In 1802 Strange was elected as MP of Okehampton, having been recommended to the patron Henry Holland by James Strange's father-in-law Henry Dundas. Strange survived a challenge to his election by two wealthy London merchants. Strange was an inconspicuous MP, speaking only once, arguing against severity toward James Trotter, an election offender.

==Banking==
After retiring from the East India Company in 1795 Strange became a partner in the bank of Strange, Dashwood & Company, of New Bond Street, London. In 1803 Strange's bank failed, which left him impoverished and caused him to return to India, where his brother Sir Thomas Andrew Lumisden Strange helped James acquire employment with the East India Company.

==Personal life==
James Strange's first marriage, in 1785, was to Margaret Durham, the daughter of James Durham of Largo, Fife, Scotland. Margaret's brother was Philip Charles Durham, later Admiral Sir Philip Charles Calderwood Henderson Durham of the Royal Navy. They had one daughter, Isabella Katherine Strange (1785–1847).
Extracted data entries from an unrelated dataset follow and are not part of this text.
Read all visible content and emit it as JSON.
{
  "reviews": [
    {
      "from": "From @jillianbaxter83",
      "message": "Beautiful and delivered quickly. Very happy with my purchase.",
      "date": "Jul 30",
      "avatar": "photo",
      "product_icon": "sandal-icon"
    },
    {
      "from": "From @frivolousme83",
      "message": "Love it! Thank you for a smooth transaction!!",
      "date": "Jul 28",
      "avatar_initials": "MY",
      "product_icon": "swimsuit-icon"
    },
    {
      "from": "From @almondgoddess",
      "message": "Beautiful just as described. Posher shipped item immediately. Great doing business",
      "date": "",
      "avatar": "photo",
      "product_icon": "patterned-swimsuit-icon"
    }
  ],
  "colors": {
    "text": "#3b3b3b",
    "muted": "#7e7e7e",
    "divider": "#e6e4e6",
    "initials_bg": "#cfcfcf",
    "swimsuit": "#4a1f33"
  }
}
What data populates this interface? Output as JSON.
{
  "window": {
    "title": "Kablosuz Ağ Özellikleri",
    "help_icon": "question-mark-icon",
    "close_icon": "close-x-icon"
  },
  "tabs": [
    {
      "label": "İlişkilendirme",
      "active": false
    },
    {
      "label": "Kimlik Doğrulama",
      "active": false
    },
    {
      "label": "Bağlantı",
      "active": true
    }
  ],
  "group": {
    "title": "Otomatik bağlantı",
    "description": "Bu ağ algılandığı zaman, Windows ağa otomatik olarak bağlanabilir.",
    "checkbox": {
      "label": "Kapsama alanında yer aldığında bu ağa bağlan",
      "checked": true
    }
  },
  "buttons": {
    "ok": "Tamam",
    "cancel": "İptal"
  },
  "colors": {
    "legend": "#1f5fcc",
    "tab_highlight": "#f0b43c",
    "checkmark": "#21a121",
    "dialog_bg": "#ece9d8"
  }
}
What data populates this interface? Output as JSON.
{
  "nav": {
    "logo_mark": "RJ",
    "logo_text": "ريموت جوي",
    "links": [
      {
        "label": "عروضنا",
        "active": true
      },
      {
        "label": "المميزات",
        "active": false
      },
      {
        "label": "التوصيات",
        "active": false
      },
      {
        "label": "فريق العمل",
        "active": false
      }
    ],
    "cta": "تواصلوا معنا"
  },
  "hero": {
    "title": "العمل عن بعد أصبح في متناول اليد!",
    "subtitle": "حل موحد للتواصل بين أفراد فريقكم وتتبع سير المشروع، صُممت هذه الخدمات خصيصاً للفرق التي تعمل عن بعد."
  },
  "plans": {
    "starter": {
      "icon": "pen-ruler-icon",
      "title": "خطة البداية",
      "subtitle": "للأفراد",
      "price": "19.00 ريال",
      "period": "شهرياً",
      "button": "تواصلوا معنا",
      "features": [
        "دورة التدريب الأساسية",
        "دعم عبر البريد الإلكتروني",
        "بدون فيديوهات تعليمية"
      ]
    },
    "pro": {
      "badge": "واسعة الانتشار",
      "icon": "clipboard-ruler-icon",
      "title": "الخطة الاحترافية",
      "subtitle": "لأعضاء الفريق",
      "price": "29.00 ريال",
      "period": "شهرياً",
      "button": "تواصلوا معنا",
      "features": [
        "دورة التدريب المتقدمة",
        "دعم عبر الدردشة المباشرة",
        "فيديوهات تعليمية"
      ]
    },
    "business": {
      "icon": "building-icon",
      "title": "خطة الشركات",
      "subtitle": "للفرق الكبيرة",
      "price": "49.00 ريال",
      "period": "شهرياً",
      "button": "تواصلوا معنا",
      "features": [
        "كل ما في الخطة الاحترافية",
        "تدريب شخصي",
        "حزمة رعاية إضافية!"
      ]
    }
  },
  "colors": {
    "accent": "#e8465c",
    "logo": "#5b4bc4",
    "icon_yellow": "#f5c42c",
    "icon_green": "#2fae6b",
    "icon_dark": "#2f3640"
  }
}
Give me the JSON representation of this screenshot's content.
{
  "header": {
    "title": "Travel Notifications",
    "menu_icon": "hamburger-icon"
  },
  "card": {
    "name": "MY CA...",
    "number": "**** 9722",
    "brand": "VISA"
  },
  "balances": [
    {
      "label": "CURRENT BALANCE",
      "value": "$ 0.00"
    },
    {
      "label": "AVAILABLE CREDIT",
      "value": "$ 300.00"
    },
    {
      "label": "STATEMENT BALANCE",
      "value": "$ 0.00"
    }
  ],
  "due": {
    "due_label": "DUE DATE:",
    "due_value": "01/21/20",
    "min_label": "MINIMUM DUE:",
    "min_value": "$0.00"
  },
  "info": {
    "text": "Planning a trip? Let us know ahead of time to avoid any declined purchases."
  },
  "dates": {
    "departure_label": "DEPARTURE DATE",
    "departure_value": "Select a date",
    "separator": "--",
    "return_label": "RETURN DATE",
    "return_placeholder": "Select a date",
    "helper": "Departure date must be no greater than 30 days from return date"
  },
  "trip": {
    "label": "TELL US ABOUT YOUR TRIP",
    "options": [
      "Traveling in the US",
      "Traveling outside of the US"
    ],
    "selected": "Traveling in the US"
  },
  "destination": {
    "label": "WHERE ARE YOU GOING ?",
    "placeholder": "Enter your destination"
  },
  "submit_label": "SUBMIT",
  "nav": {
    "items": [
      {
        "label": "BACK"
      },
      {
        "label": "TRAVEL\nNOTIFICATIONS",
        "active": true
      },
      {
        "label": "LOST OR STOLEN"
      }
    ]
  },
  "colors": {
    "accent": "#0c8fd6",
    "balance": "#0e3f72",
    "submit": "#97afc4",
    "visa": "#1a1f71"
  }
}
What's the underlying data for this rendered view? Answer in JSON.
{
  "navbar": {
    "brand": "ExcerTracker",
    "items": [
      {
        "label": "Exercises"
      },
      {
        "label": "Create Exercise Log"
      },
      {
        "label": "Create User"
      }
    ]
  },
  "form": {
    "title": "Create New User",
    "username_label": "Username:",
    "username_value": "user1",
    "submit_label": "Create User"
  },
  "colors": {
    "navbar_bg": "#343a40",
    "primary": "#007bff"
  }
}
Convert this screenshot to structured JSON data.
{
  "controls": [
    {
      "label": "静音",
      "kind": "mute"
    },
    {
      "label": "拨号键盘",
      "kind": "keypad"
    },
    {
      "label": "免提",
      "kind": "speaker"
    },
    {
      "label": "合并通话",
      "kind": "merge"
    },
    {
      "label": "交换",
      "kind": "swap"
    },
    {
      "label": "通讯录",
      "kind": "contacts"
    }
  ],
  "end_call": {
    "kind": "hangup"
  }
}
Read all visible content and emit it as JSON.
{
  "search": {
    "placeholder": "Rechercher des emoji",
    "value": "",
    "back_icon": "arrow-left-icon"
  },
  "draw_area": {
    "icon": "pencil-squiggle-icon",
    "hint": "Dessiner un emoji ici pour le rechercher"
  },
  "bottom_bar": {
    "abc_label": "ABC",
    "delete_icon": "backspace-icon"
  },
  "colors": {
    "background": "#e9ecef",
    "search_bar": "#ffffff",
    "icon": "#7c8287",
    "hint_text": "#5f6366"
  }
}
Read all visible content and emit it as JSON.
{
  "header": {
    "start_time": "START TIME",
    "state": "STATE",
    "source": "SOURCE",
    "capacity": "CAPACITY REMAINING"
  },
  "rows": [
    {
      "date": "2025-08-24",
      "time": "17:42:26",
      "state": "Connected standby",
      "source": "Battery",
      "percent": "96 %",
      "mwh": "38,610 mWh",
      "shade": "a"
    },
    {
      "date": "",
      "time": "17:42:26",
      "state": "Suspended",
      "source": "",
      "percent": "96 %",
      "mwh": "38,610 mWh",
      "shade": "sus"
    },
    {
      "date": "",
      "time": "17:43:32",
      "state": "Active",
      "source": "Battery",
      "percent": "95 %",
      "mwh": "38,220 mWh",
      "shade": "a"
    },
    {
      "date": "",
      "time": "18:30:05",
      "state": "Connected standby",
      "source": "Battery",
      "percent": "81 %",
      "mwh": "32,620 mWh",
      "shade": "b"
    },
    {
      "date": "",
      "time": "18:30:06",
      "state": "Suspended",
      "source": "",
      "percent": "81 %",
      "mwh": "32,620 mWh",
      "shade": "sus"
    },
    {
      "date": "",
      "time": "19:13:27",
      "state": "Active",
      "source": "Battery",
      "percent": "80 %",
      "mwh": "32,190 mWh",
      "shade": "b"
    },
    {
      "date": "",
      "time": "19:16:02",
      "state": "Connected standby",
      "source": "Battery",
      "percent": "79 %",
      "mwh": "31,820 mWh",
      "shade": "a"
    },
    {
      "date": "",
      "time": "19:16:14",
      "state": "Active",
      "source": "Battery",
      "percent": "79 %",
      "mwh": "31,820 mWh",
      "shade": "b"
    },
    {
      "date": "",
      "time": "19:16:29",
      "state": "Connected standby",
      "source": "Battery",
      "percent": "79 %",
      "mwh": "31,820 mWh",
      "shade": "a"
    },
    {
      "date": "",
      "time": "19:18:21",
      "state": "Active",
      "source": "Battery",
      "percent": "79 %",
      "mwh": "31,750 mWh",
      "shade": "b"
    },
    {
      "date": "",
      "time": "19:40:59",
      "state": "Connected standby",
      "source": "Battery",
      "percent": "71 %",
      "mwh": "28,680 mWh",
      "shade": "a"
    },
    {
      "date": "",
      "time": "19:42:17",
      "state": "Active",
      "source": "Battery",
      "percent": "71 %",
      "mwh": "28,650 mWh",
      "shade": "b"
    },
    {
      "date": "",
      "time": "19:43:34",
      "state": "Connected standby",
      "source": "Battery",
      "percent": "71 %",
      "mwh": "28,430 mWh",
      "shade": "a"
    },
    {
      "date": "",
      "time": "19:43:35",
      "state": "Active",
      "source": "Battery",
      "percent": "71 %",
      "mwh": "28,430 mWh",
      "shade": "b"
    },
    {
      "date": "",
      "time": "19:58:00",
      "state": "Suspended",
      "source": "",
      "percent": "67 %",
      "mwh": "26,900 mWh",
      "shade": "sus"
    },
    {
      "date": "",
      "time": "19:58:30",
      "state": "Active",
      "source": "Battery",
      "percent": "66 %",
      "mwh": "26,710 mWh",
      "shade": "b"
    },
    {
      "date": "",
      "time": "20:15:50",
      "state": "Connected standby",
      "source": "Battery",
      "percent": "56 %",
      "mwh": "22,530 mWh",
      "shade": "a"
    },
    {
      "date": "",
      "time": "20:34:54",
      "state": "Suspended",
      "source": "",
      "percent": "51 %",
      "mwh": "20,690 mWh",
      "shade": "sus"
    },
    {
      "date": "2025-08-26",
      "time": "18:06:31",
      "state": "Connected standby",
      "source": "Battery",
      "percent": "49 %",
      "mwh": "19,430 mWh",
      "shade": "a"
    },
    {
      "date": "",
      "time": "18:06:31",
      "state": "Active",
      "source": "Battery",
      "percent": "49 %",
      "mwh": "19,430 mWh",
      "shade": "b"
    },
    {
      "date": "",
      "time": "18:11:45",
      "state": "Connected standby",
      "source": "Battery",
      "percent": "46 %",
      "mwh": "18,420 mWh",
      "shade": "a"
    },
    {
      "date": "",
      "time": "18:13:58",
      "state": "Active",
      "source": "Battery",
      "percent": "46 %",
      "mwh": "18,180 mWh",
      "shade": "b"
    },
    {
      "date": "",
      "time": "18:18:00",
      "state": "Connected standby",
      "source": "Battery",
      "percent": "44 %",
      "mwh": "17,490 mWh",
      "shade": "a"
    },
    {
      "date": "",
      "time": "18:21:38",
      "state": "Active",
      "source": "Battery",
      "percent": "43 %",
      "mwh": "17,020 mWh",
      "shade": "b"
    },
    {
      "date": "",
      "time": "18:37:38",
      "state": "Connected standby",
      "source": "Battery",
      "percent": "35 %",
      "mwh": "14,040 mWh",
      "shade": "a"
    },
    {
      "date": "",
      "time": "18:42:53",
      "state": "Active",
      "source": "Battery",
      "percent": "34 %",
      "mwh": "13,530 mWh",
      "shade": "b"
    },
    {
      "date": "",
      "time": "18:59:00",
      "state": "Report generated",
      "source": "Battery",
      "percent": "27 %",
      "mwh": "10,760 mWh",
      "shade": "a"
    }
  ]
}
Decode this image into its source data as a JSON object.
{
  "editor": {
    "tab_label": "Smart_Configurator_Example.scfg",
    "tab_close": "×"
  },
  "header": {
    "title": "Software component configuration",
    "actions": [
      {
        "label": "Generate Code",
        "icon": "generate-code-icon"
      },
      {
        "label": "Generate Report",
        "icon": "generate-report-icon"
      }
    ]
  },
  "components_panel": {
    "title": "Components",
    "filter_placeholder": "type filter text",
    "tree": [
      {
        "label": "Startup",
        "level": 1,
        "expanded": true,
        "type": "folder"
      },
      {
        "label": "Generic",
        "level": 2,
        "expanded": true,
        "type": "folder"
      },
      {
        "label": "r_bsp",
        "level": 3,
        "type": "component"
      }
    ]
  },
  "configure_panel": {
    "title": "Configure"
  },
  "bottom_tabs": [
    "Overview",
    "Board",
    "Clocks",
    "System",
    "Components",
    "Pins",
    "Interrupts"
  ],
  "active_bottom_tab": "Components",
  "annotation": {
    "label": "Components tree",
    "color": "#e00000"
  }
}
Margaret died in 1791.

In 1798 Strange married Anne Dundas, the daughter of Henry Dundas, 1st Viscount Melville, and widow of Henry Drummond, an English banker and politician. They had three daughters: Mary Anne Strange (c. 1806–1889), Louisa Strange (1810–1895), and Isabella Strange (1816–1879).

In 1816, after his second time in India working for the EIC, Strange retired to Scotland.

After a five-month illness, James Strange died on 7 October 1840 at Airth Castle, Airth, Lanarkshire, Scotland.

==Legacy==
Several places in British Columbia were named for James Strange, including Strange Island, in Nootka Sound, and Strange Rock, near Cape Scott, Guise Bay, and Lowrie Bay. Other places are named for Strange's captains, Guise and Lowrie, and his ships, Captain Cook and Experiment. For example, near Cape Scott at the north end of Vancouver Island, Experiment Bight, and Guise Bay. And in Fitz Hugh Sound, Guise Point, and Experiment Point.

A fictional account of Strange, portrayed by Jonathan Pryce, appears in the television show Taboo on BBC One and FX.